Armenian Environmental Network
- Founded: 2007
- Type: Nonprofit organization
- Headquarters: Washington, D.C. United States

= Armenian Environmental Network =

Armenian Environmental Network logo

Armenian Environmental Network (AEN), a project of Earth Island Institute (EII), is a non-profit organization headquartered in Washington, D.C. United States, with an office in Yerevan, Armenia.

== History ==
AEN was founded in 2007 as a response to a lack of environmental information available to Armenians in the Diaspora on environmental problems in Armenia. The Founder, Ursula Kazarian, and the Executive Director, Serda Ozbenian, are based in the United States. The Armenia office includes Armine Sargsyan, Armenia Office Director, and Armenuhi Nikoghosyan, Project Manager.

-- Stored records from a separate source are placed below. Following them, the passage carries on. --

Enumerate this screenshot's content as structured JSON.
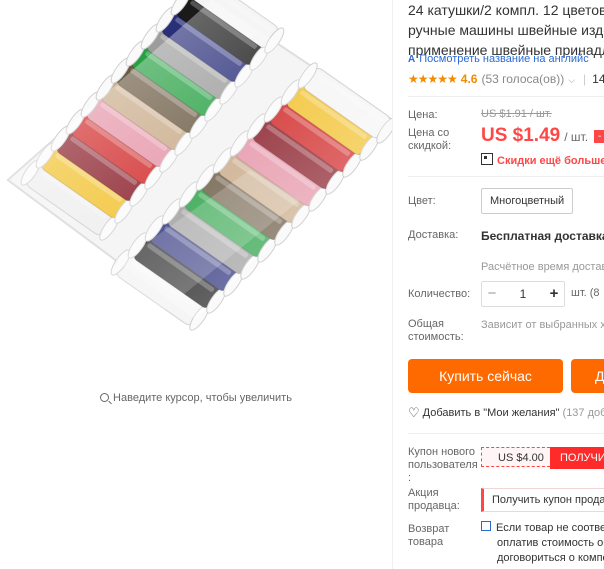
{
  "image": {
    "zoom_hint": "Наведите курсор, чтобы увеличить",
    "thread_colors": [
      "#eeeeee",
      "#f2c230",
      "#d12a2a",
      "#8a1f2a",
      "#e594a8",
      "#c9aa88",
      "#6b5a43",
      "#27a043",
      "#9c9c9c",
      "#2a2f7a",
      "#1a1a1a",
      "#f5f5f5"
    ]
  },
  "product": {
    "title_line1": "24 катушки/2 компл. 12 цветов П",
    "title_line2": "ручные машины швейные изде.",
    "title_line3": "применение швейные принадле",
    "translate_link": "Посмотреть название на английс",
    "translate_icon": "translate-icon",
    "rating_stars": "★★★★★",
    "rating_value": "4.6",
    "votes": "(53 голоса(ов))",
    "orders": "14"
  },
  "price": {
    "label_price": "Цена:",
    "old_price": "US $1.91 / шт.",
    "label_discount_line1": "Цена со",
    "label_discount_line2": "скидкой:",
    "new_price": "US $1.49",
    "unit": "/ шт.",
    "discount_badge": "-",
    "more_discount": "Скидки ещё больше в"
  },
  "color": {
    "label": "Цвет:",
    "value": "Многоцветный"
  },
  "shipping": {
    "label": "Доставка:",
    "value": "Бесплатная доставка в",
    "estimate": "Расчётное время достав"
  },
  "quantity": {
    "label": "Количество:",
    "value": "1",
    "minus": "−",
    "plus": "+",
    "unit": "шт. (8"
  },
  "total": {
    "label_line1": "Общая",
    "label_line2": "стоимость:",
    "value": "Зависит от выбранных ха"
  },
  "actions": {
    "buy_now": "Купить сейчас",
    "add_to_cart": "Д",
    "wishlist": "Добавить в \"Мои желания\"",
    "wishlist_count": "(137 доб"
  },
  "coupon": {
    "label_line1": "Купон нового",
    "label_line2": "пользователя",
    "label_line3": ":",
    "value": "US $4.00",
    "get": "ПОЛУЧИ"
  },
  "promo": {
    "label_line1": "Акция",
    "label_line2": "продавца:",
    "value": "Получить купон прода"
  },
  "returns": {
    "label_line1": "Возврат",
    "label_line2": "товара",
    "line1": "Если товар не соответ",
    "line2": "оплатив стоимость об",
    "line3": "договориться о компе"
  }
}
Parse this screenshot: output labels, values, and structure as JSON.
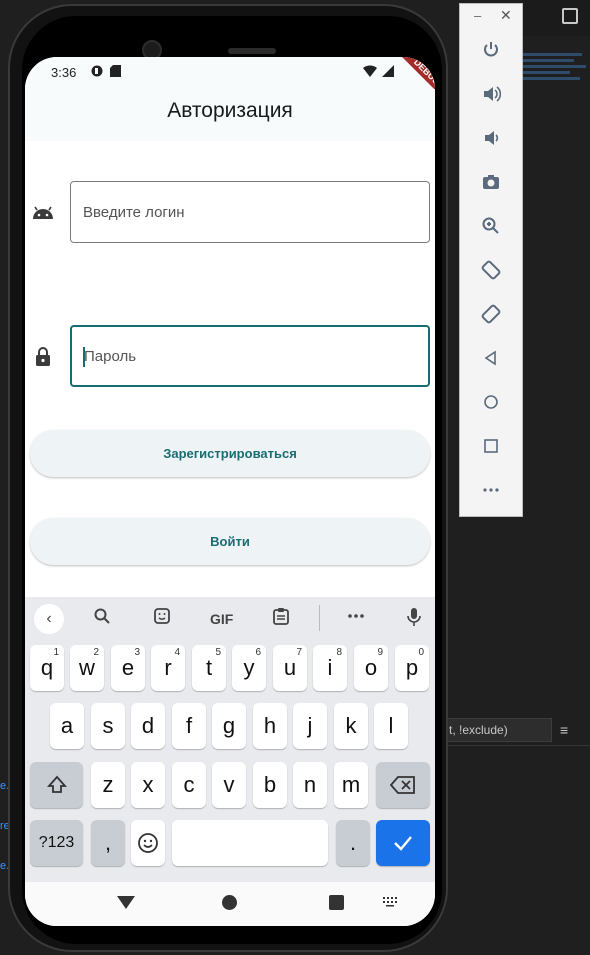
{
  "ide": {
    "filter_text": "t, !exclude)",
    "left_marks": [
      "e.",
      "re",
      "e."
    ]
  },
  "emulator": {
    "minimize": "–",
    "close": "✕",
    "buttons": [
      "power",
      "volume-up",
      "volume-down",
      "camera",
      "zoom",
      "rotate-left",
      "rotate-right",
      "back",
      "home",
      "overview",
      "more"
    ]
  },
  "status": {
    "time": "3:36",
    "debug": "DEBUG"
  },
  "app": {
    "title": "Авторизация",
    "login_placeholder": "Введите логин",
    "password_placeholder": "Пароль",
    "register_label": "Зарегистрироваться",
    "login_label": "Войти"
  },
  "keyboard": {
    "toolbar": {
      "gif": "GIF"
    },
    "row1": [
      {
        "k": "q",
        "s": "1"
      },
      {
        "k": "w",
        "s": "2"
      },
      {
        "k": "e",
        "s": "3"
      },
      {
        "k": "r",
        "s": "4"
      },
      {
        "k": "t",
        "s": "5"
      },
      {
        "k": "y",
        "s": "6"
      },
      {
        "k": "u",
        "s": "7"
      },
      {
        "k": "i",
        "s": "8"
      },
      {
        "k": "o",
        "s": "9"
      },
      {
        "k": "p",
        "s": "0"
      }
    ],
    "row2": [
      "a",
      "s",
      "d",
      "f",
      "g",
      "h",
      "j",
      "k",
      "l"
    ],
    "row3": [
      "z",
      "x",
      "c",
      "v",
      "b",
      "n",
      "m"
    ],
    "symbols": "?123",
    "comma": ",",
    "period": "."
  }
}
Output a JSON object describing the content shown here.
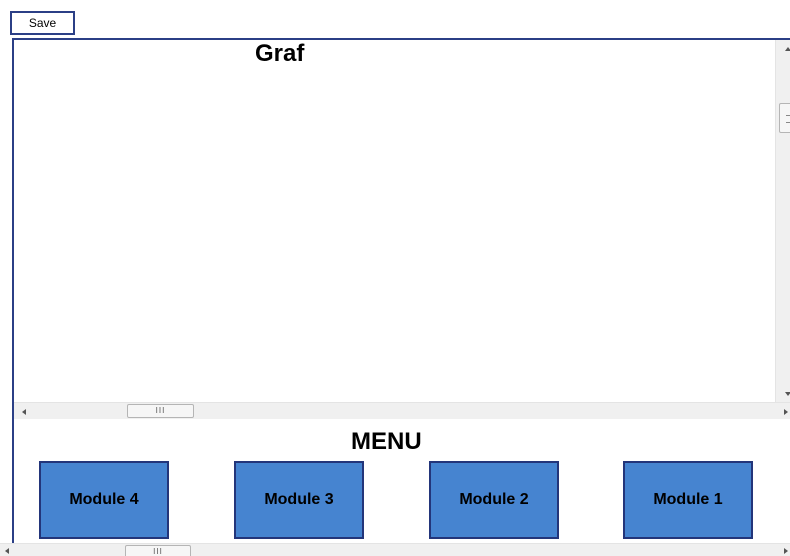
{
  "toolbar": {
    "save_label": "Save"
  },
  "graf_panel": {
    "title": "Graf",
    "hscroll_thumb_grip": "III"
  },
  "menu_panel": {
    "title": "MENU",
    "modules": [
      {
        "label": "Module 4"
      },
      {
        "label": "Module 3"
      },
      {
        "label": "Module 2"
      },
      {
        "label": "Module 1"
      }
    ],
    "hscroll_thumb_grip": "III"
  },
  "colors": {
    "border": "#2b3f86",
    "module_fill": "#4684d0",
    "module_border": "#23357a",
    "scrollbar_track": "#f0f0f0"
  },
  "icons": [
    "scroll-up-arrow-icon",
    "scroll-down-arrow-icon",
    "scroll-left-arrow-icon",
    "scroll-right-arrow-icon"
  ]
}
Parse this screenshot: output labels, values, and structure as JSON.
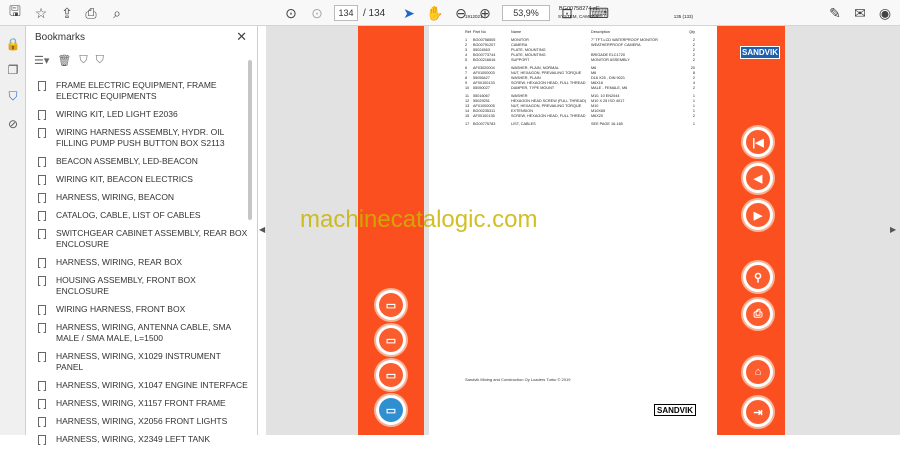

== Mission and objectives ==
AEN serves a dual mission to: (1) Increase information sharing and distribution among Armenians in Armenia, the Armenian Diaspora and the wider conservation community; and (2) Facilitate partnerships through the responsible involvement of Diasporan and international resources to promote sustainable development in Armenia. This way, AEN is active in environmental problems in Armenia, and also creates a dialogue between Armenia and the Diaspora.

In Armenia, AEN focuses on waste management through project implementation and education programs. The Vardenis Environmental Education Initiative (VEEI), part of AEN's Waste Management Program, was implemented with the goal of bringing environmental education into the classroom. Teachers of the Vardenis sub-region were trained on teaching methodologies, basic ecology, and waste management using the AEN Teacher's Guide, specifically developed for use in rural Armenia. Other projects include constructing Armenia's first modern landfill in the city of Berd. AEN also holds Youth Forums, which are designed to inform Armenia's youth from regions outside of Yerevan on environmental issues.

In the United States, AEN is working to expand its activities in cities with strong Armenian-American communities, with the hope to one day also expand to other Diasporan communities outside the U.S. AEN has organized environmental panel discussions in the U.S. since 2007, with topics ranging from deforestation and illegal logging to public health, water and sanitation, energy security, and the role of transparency in environmental work.